To interactively or programmatically compare regions between two enhanced and time aligned data sets, you can link the axes of two heat maps. Because the heat maps now use a regularly spaced time vector, you can zoom in by using the AXIS function without having to search the appropriate row indices of the matrices.

linkaxes(findobj([fh7 fh8],'Tag','MSHeatMap'))
axis([480 520 1550 1900])

References

[1] Listgarten, J. and Emili, A., "Statistical and computational methods for comparative proteomic profiling using liquid chromatography tandem mass spectrometry", Molecular and Cell Proteomics, 4(4):419-34, 2005.

[2] Desiere, F., et al., "The Peptide Atlas Project", Nucleic Acids Research, 34:D655-8, 2006.
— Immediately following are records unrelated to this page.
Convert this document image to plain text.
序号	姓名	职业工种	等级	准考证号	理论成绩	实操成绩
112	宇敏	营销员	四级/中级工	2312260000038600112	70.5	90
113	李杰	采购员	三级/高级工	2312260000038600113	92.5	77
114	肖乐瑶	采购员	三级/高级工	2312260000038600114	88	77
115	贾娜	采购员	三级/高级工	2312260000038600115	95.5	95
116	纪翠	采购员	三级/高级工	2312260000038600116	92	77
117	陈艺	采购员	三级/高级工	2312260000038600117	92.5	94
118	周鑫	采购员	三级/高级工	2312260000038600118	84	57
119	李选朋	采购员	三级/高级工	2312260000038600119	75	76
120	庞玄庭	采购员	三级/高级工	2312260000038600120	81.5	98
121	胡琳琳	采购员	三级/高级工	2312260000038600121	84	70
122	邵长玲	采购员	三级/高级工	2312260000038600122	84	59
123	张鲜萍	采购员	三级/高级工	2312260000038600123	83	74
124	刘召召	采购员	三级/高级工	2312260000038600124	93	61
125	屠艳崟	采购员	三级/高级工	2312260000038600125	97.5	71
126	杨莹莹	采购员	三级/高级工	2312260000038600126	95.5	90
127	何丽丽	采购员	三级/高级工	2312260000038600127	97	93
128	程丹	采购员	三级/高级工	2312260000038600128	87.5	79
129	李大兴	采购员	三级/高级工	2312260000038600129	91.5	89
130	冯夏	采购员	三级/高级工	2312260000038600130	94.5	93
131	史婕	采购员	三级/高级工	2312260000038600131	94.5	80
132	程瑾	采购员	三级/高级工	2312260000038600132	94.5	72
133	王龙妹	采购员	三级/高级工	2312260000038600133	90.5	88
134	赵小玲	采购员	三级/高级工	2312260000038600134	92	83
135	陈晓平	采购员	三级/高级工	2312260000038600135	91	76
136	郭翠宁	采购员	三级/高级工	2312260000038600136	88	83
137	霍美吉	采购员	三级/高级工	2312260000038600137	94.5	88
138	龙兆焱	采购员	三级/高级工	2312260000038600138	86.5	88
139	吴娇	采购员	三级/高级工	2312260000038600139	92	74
[3] Prince, J.T. and Marcotte, E.M., "Chromatographic alignment of ESI-LC-MS proteomics data sets by ordered bijective interpolated warping", Analytical Chemistry, 78(17):6140-52, 2006.

[4] Andrade L. and Manolakos E.S., "Automatic Estimation of Mobility Shift Coefficients in DNA Chromatograms", Neural Networks for Signal Processing Proceedings, 91-100, 2003.